Search code examples
regexcsvsedlatexmultiline

Match multiple regex groups on different lines from a tex to print into csv


I have a beamer latex file, in that file some frames have the form

\frame{\frametitle{Title01}
Sub01\\
\begin{tabular}{|p{7cm}|}
\hline
\rowcolor{black}\\
\rowcolor{white}\\
\rowcolor{green}\\
\hline
\end{tabular}
}

I would like to end up with a csv format like

Title01,Sub01,black,white,green
Title02,Sub02,red,white,blue

So far I have managed to get all the titles with

sed -rn 's/^.*frametitle\{(.*)\}/\1,/pm' f.tex

I am failing to match the second group Sub01 (for now with latexlinebreak \) in the next line, a small selection of what I have tried so far

sed -rn 's/^.*frametitle\{(.*)\}\n(.*)$/\1,\2/mp' f.tex
sed -rn 's/^.*frametitle\{(.*)\}$^(.*)$/\1,\2/mp' f.tex
sed -rn 's/^.*frametitle\{(.*)(\}\n)(.*)$/\1,\3/mp' f.tex
sed -rn 's/^.*frametitle\{(.*)\}\n(.*)\n/\1,\2/mp' f.tex

all matching either just the title or nothing at all.


Solution

  • This might work for you (GNU sed):

    sed -n '/^\\frame{\\frametitle{\(.*\)}.*/{s//\1/;h;n;s/\([^\]*\).*/\1/;H;:a;n;/^\\rowcolor{\(.*\)}.*/{s//\1/;H};/^}/!ba;g;s/\n/,/gp}' file
    

    This is a filtering job, so use the -n option to only print what you want.
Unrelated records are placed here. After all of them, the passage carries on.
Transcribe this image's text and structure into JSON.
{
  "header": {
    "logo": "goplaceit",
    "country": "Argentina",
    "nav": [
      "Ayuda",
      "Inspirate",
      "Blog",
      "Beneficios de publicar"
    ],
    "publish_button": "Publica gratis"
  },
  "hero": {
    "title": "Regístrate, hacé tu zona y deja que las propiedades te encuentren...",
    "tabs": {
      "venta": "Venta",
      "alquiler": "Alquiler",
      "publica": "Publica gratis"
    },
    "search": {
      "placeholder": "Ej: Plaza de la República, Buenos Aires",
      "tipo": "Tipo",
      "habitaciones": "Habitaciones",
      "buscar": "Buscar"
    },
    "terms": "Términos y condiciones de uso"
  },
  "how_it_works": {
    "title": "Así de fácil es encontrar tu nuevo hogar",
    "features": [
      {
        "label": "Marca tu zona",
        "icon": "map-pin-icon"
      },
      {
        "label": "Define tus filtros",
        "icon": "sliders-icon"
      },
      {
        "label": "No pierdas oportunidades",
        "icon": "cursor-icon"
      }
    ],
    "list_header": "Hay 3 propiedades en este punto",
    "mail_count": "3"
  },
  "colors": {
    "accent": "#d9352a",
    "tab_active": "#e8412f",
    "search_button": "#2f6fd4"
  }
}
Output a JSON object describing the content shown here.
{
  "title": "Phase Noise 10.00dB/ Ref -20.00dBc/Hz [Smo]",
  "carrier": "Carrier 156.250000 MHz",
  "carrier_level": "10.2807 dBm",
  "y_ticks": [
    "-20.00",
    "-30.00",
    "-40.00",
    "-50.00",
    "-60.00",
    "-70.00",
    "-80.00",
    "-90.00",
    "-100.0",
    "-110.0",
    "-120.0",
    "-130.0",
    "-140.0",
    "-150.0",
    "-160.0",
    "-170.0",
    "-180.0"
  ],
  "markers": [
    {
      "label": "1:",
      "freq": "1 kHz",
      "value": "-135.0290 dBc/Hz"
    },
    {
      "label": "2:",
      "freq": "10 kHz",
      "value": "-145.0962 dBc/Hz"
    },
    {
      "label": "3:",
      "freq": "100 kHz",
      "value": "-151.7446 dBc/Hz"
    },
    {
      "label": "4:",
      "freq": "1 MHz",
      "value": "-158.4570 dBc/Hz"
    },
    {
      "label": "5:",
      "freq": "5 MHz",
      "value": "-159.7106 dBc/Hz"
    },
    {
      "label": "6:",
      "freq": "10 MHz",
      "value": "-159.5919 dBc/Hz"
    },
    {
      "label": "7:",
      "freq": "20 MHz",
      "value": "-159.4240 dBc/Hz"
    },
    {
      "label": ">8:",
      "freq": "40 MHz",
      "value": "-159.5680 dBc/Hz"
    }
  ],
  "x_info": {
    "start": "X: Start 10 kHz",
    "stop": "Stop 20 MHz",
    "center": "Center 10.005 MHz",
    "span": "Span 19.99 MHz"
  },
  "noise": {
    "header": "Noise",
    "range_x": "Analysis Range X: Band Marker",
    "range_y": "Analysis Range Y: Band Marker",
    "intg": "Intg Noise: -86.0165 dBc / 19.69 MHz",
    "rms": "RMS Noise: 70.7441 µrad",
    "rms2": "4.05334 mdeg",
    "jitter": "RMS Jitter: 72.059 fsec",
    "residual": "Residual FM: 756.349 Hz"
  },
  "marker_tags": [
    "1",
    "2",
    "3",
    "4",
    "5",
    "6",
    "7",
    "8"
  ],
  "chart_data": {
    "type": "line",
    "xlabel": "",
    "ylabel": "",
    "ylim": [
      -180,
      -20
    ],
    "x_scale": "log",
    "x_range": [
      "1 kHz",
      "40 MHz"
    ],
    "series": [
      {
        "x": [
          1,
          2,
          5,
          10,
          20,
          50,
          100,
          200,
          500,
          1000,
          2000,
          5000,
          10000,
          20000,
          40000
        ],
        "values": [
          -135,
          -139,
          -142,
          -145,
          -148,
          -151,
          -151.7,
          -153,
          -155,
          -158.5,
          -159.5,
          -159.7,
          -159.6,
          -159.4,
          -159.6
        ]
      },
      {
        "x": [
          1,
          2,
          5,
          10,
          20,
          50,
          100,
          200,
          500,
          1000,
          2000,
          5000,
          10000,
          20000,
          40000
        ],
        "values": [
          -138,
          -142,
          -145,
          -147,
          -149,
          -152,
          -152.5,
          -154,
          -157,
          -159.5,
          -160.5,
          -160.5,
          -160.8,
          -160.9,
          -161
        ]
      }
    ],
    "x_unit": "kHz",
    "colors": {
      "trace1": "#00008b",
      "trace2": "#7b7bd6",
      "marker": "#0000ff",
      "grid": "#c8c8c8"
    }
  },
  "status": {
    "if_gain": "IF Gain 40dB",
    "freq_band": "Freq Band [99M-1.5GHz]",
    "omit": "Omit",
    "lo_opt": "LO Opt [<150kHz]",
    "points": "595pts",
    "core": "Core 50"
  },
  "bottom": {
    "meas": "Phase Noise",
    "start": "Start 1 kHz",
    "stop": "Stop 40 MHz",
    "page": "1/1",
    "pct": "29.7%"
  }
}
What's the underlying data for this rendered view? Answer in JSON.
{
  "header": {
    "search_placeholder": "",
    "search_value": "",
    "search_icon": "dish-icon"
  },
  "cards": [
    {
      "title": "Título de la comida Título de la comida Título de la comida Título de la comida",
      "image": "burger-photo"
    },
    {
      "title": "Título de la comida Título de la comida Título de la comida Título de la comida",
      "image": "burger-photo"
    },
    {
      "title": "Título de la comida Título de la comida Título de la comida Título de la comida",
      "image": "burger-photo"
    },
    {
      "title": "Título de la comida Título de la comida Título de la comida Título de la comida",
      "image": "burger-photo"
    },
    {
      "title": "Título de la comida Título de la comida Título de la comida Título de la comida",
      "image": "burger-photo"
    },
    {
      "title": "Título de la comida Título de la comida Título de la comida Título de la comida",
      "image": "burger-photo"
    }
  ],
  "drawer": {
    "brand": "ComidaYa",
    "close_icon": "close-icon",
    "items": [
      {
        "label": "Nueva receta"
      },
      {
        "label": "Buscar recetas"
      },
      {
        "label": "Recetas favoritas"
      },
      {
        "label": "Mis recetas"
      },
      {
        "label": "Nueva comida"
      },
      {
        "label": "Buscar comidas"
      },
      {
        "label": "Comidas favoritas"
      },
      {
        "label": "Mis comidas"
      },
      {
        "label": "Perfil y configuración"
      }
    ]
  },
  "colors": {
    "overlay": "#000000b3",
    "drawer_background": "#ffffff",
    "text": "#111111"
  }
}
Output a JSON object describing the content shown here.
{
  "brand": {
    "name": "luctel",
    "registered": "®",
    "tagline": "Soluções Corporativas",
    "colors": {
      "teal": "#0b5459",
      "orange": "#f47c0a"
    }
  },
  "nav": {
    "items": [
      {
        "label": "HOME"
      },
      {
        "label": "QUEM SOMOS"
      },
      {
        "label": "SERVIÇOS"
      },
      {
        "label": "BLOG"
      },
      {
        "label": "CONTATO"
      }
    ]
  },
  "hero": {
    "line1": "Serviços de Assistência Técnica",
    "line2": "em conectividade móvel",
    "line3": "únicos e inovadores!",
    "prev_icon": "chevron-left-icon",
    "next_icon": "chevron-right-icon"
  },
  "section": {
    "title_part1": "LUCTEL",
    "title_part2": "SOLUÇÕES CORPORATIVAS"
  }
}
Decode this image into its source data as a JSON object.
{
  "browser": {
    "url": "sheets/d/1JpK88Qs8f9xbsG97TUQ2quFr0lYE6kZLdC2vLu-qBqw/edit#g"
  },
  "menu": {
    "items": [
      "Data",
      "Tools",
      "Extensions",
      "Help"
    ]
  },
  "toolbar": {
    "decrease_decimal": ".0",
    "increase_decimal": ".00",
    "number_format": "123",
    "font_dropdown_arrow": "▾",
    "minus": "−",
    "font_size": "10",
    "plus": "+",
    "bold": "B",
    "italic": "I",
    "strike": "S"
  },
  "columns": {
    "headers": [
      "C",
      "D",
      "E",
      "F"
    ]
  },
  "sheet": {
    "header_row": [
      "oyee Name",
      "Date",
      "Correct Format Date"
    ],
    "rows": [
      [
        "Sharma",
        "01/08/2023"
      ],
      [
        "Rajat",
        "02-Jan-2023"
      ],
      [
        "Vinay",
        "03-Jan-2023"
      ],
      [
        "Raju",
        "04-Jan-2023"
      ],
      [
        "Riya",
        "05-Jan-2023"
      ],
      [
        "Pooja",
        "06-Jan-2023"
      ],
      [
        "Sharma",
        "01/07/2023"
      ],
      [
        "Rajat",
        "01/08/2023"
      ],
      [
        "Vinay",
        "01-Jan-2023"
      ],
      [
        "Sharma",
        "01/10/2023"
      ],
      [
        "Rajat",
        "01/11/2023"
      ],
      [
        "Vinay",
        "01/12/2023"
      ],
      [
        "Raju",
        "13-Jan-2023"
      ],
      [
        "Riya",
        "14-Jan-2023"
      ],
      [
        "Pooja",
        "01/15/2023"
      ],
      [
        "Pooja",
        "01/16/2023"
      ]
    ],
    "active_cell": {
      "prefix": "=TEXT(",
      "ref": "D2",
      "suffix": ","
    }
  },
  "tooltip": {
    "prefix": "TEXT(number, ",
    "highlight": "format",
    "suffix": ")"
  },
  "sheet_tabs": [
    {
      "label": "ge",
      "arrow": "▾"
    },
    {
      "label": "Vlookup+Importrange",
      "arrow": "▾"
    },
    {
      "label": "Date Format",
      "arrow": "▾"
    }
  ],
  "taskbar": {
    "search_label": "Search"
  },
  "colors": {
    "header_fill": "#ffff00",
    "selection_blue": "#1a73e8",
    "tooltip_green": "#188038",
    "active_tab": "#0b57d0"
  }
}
    The data required exists between a line starting \frame{\frametitle{...} and ends with a line staring }.

    Using the above criteria, copy the required matching data into the hold space and on encountering the end of the match, replace the current line by this copied data.

    The data will be delimited by newlines, so replace these by commas and print out the result.